Randy Attwood’s book Spill is a boisterous little comedy with a subversive edge. It will appeal to those who believe corporations are not people, to skateboarders, to game enthusiasts, and to all blessed with a sense of irony, old or young.
In it, underdog, Fred Underwood, goes up against an array of self- serving fat cats, all loaded with dough, all full of politicking blather. Poor Fred, fired, broke, and horny, takes out a lot at McDonald’s and hangs out drinking a lot at the neighborhood bar. There he ogles and is indulged by the sympathetic bartender, Zoe, with whom he hatches a moneymaking scheme. Certain of ultimately losing, Fred proposes that he and Zoe run against each other for political office, cash in on campaign contributions, and split the coffers.
The trouble is their bid backfires and Fred, to his dismay and disappointment, winds up a legislator-- a winner, for the first time in his life. In a couple of hilarious misadventures he, furthermore, manages not only to do some social good but to puncture a few of the overblown right wingers in power.

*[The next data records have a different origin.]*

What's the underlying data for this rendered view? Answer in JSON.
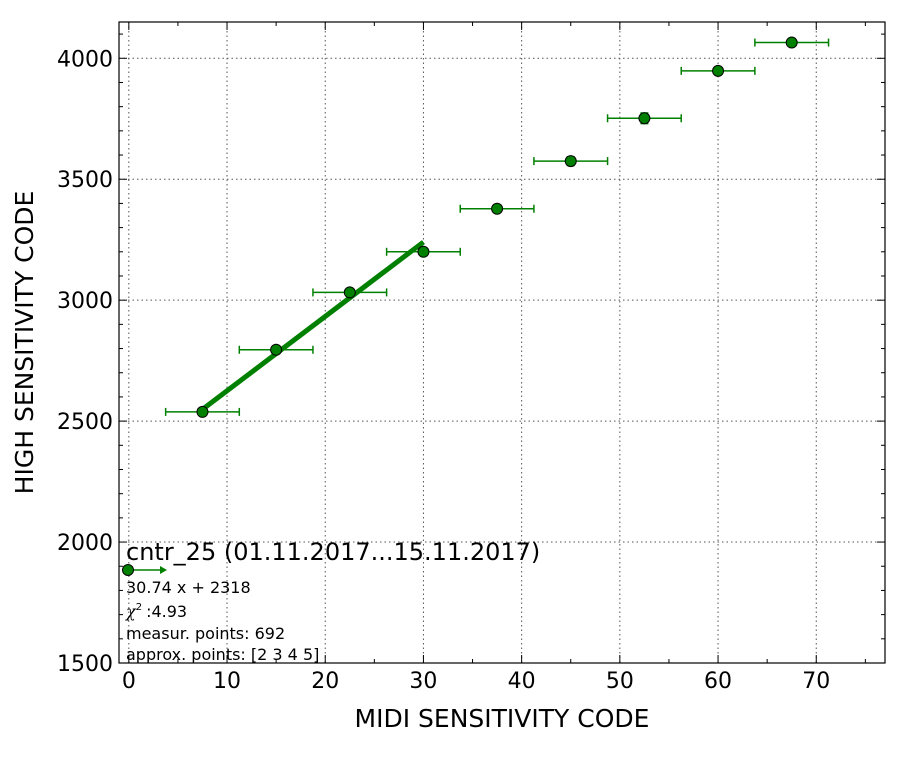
{
  "chart_data": {
    "type": "scatter",
    "xlabel": "MIDI SENSITIVITY CODE",
    "ylabel": "HIGH SENSITIVITY CODE",
    "xlim": [
      -1,
      77
    ],
    "ylim": [
      1500,
      4150
    ],
    "xticks": [
      0,
      10,
      20,
      30,
      40,
      50,
      60,
      70
    ],
    "yticks": [
      1500,
      2000,
      2500,
      3000,
      3500,
      4000
    ],
    "grid": true,
    "points": {
      "x": [
        7.5,
        15,
        22.5,
        30,
        37.5,
        45,
        52.5,
        60,
        67.5
      ],
      "y": [
        2538,
        2795,
        3032,
        3200,
        3378,
        3575,
        3752,
        3948,
        4065
      ],
      "xerr": [
        3.75,
        3.75,
        3.75,
        3.75,
        3.75,
        3.75,
        3.75,
        3.75,
        3.75
      ],
      "yerr": [
        15,
        15,
        15,
        15,
        15,
        18,
        22,
        15,
        10
      ],
      "color": "#008000"
    },
    "fit": {
      "slope": 30.74,
      "intercept": 2318,
      "x_range": [
        7.5,
        30
      ],
      "color": "#008000"
    },
    "annotation": {
      "title": "cntr_25 (01.11.2017...15.11.2017)",
      "equation": "30.74 x + 2318",
      "chi2_symbol": "χ",
      "chi2_exp": "2",
      "chi2_value": ":4.93",
      "measur_points": "measur. points: 692",
      "approx_points": "approx. points: [2 3 4 5]"
    }
  }
}
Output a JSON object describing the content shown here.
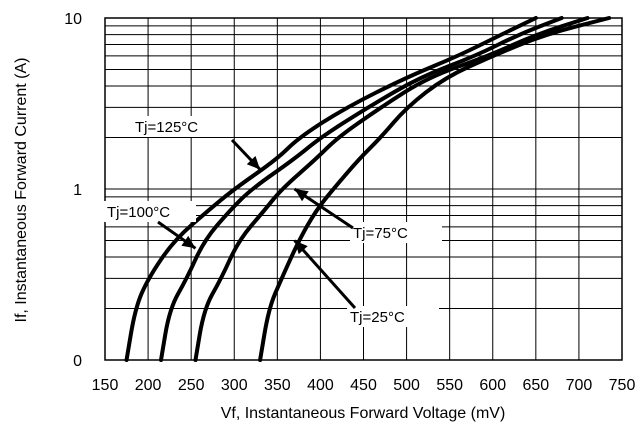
{
  "chart_data": {
    "type": "line",
    "xlabel": "Vf, Instantaneous Forward  Voltage (mV)",
    "ylabel": "If, Instantaneous Forward Current (A)",
    "xlim": [
      150,
      750
    ],
    "ylim": [
      0,
      10
    ],
    "yscale": "log",
    "x_ticks": [
      "150",
      "200",
      "250",
      "300",
      "350",
      "400",
      "450",
      "500",
      "550",
      "600",
      "650",
      "700",
      "750"
    ],
    "y_ticks": [
      "0",
      "1",
      "10"
    ],
    "grid": true,
    "series": [
      {
        "name": "Tj=125°C",
        "points": [
          [
            175,
            0.1
          ],
          [
            185,
            0.2
          ],
          [
            200,
            0.3
          ],
          [
            230,
            0.5
          ],
          [
            270,
            0.75
          ],
          [
            300,
            1.0
          ],
          [
            350,
            1.5
          ],
          [
            375,
            2.0
          ],
          [
            430,
            3.0
          ],
          [
            500,
            4.5
          ],
          [
            560,
            6.0
          ],
          [
            610,
            8.0
          ],
          [
            650,
            10.0
          ]
        ]
      },
      {
        "name": "Tj=100°C",
        "points": [
          [
            215,
            0.1
          ],
          [
            225,
            0.2
          ],
          [
            245,
            0.3
          ],
          [
            265,
            0.5
          ],
          [
            295,
            0.75
          ],
          [
            320,
            1.0
          ],
          [
            370,
            1.5
          ],
          [
            400,
            2.0
          ],
          [
            455,
            3.0
          ],
          [
            515,
            4.5
          ],
          [
            580,
            6.0
          ],
          [
            630,
            8.0
          ],
          [
            680,
            10.0
          ]
        ]
      },
      {
        "name": "Tj=75°C",
        "points": [
          [
            255,
            0.1
          ],
          [
            265,
            0.2
          ],
          [
            285,
            0.3
          ],
          [
            305,
            0.5
          ],
          [
            335,
            0.75
          ],
          [
            355,
            1.0
          ],
          [
            395,
            1.5
          ],
          [
            420,
            2.0
          ],
          [
            470,
            3.0
          ],
          [
            525,
            4.5
          ],
          [
            595,
            6.0
          ],
          [
            650,
            8.0
          ],
          [
            710,
            10.0
          ]
        ]
      },
      {
        "name": "Tj=25°C",
        "points": [
          [
            330,
            0.1
          ],
          [
            340,
            0.2
          ],
          [
            355,
            0.3
          ],
          [
            375,
            0.5
          ],
          [
            395,
            0.75
          ],
          [
            415,
            1.0
          ],
          [
            445,
            1.5
          ],
          [
            470,
            2.0
          ],
          [
            500,
            3.0
          ],
          [
            545,
            4.5
          ],
          [
            600,
            6.0
          ],
          [
            660,
            8.0
          ],
          [
            735,
            10.0
          ]
        ]
      }
    ],
    "annotations": [
      {
        "label": "Tj=125°C",
        "series": 0,
        "arrow_to": [
          330,
          1.3
        ]
      },
      {
        "label": "Tj=100°C",
        "series": 1,
        "arrow_to": [
          255,
          0.45
        ]
      },
      {
        "label": "Tj=75°C",
        "series": 2,
        "arrow_to": [
          370,
          1.0
        ]
      },
      {
        "label": "Tj=25°C",
        "series": 3,
        "arrow_to": [
          370,
          0.5
        ]
      }
    ]
  }
}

The corrupt offices of state, however, are no life for the essentially decent and likable Fred. Better to take his money and run--to Zoe and her son, Jeremy, a skateboarder and gamer, whose own equally funny story, connects crucially to Fred’s.
If the book becomes a screenplay, and it should, any number of actors will be drawn to these engaging characters. And Hollywood had better not change the title. “Spill” is an ingenious trope for the ailments of our society.